Notícia de Jornal
Janelas do 14° andar são perigosas para um coração despedaçado.
E o seu estava. Não sabia o que a vida lhe reservara. Sem saber qual seria o seu futuro, vivia seu passado, sem perceber o presente.
Não que seu passado tivesse sido tão bom assim. Na verdade, tinha sido ruim. Mesmo péssimo, melhor do que o futuro, cuja opacidade – antes de maquiar uma possível feiúra – mascarava uma provável beleza.
Beleza mais provável do que nós (os depressivos) podemos supor. Beleza quase certa. Pena que isso não fosse do seu conhecimento.
Pontes são caminhos, e caminhos unem dois pontos. Os dois únicos pontos de sua vida eram o inesquecível ontem e o desconhecido hoje. Desde que eles, os tempos, se separaram, tornou-se necessária a construção de uma ponte.
Depois de alguns anos a obra foi inaugurada. Parece que nesta frase faltou ‘de obras’, mas não faltou, não. Não foram anos trabalhando para que a ponte saísse do papel. Um dia Deus disse: “Haja ponte”.
Toda inauguração é motivo de festa. Não falo da comemoração popular, com palmas. Falo do festim que acontece depois. Na verdade, um festão para poucos.
Assim foi a inauguração daquela ponte: uma festa para poucos. Só para os dois. Mas depois de cortada a fita, após a passagem do primeiro sentimento, a ponte começou a perder seu cheirinho de coisa nova.

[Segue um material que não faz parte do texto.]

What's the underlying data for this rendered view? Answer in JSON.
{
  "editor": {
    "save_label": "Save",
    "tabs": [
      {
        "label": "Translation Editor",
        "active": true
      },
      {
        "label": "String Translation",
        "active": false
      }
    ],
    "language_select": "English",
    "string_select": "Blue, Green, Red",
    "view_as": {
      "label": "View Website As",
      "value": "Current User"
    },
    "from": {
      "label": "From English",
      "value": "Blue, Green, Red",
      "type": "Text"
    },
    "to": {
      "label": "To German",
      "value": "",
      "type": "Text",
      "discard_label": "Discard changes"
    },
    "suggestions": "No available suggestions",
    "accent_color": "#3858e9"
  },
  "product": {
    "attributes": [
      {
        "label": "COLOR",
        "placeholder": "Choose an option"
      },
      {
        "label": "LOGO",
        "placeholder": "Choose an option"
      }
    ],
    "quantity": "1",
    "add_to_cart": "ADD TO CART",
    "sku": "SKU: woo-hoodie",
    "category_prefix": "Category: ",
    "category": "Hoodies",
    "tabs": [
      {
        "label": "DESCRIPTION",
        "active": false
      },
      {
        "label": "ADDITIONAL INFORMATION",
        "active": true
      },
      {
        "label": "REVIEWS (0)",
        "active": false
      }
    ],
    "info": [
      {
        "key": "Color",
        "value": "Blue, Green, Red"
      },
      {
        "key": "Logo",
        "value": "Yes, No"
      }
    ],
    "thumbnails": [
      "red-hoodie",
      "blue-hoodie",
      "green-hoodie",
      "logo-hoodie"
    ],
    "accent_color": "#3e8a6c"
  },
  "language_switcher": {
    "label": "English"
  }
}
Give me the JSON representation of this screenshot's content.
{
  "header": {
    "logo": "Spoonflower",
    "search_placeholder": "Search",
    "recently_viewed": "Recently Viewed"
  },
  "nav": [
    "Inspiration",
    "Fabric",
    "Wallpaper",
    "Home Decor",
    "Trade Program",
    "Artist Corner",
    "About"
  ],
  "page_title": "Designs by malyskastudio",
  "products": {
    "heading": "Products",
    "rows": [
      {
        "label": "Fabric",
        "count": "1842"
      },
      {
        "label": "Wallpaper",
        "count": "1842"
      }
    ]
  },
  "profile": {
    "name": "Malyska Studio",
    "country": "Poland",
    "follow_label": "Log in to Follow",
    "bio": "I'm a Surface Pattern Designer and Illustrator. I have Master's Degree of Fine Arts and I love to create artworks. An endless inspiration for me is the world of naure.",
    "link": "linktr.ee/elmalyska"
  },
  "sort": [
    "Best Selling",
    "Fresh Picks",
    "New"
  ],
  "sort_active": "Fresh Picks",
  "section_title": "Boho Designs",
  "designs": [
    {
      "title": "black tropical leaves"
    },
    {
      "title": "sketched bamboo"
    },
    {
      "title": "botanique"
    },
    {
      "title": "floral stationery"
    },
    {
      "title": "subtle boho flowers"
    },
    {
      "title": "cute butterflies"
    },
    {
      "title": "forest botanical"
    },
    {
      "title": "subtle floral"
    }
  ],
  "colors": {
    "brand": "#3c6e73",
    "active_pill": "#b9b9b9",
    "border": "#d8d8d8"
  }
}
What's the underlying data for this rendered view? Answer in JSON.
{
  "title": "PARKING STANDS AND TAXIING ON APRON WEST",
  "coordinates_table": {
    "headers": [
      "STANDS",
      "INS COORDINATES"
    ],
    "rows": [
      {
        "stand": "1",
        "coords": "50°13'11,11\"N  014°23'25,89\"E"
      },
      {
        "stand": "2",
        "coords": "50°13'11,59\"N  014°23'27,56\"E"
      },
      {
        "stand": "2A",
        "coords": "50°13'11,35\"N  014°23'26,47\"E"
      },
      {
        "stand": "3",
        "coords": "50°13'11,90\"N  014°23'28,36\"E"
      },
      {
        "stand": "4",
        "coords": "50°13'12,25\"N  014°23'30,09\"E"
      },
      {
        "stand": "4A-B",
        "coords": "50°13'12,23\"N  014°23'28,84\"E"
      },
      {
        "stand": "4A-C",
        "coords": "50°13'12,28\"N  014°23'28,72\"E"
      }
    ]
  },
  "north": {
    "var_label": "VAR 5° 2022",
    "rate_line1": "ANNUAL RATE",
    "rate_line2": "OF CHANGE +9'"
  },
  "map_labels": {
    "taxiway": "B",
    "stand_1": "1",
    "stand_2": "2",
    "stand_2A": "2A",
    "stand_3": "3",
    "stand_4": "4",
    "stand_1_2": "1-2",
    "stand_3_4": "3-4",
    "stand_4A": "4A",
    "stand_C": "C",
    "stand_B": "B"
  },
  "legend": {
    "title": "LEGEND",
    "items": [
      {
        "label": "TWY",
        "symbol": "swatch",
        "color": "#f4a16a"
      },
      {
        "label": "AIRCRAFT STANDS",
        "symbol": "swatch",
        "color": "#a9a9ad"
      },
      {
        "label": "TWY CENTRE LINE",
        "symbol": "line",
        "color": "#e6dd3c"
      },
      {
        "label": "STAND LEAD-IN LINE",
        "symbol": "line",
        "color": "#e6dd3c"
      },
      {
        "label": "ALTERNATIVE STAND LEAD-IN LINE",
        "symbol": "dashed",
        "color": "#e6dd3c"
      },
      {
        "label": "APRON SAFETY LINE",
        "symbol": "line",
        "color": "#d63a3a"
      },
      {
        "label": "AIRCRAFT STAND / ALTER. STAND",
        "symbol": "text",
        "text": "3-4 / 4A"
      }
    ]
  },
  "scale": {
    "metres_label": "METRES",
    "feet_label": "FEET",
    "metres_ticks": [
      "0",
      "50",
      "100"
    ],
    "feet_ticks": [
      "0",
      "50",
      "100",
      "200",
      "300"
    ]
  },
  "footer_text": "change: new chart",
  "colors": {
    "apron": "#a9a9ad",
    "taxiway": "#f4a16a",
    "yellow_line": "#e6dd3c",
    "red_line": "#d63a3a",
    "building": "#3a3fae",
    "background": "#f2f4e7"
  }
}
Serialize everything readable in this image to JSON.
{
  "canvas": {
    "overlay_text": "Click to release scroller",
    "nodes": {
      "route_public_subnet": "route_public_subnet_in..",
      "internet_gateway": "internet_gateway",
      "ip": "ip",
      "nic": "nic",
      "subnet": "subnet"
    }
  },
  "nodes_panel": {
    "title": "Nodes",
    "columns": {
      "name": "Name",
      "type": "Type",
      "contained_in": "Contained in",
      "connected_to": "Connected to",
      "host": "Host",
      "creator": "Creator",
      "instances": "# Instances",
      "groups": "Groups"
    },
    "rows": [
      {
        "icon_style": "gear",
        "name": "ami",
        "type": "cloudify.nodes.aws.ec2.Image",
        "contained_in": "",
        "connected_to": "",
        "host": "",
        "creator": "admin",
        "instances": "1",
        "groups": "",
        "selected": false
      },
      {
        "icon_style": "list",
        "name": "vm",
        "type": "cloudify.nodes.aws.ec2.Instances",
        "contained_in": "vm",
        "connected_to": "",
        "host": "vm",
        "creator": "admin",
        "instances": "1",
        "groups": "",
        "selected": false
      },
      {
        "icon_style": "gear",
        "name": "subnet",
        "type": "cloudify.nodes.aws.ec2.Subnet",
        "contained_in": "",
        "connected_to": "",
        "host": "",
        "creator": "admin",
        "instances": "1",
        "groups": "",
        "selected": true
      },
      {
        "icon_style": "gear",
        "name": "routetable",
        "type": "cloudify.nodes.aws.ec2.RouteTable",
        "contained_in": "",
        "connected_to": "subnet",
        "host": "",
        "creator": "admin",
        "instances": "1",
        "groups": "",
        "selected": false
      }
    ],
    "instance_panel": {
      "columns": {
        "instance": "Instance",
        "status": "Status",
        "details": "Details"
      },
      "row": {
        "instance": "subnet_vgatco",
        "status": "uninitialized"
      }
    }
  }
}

Depois de ser aceita como parte da paisagem, às vezes chegando à categoria de cartão postal, a ponte simplesmente sumiu. Mas não tão bruscamente como surgiu, não. Seu desaparecimento foi lento, observável. E não foi simples.
Mas, como a ave mitológica, a ponte ressurgiu. Brilhante como uma árvore de natal iluminada. E voltou a fazer parte da paisagem, além de virar um espetáculo noturno.
E a cidade continuou vivendo.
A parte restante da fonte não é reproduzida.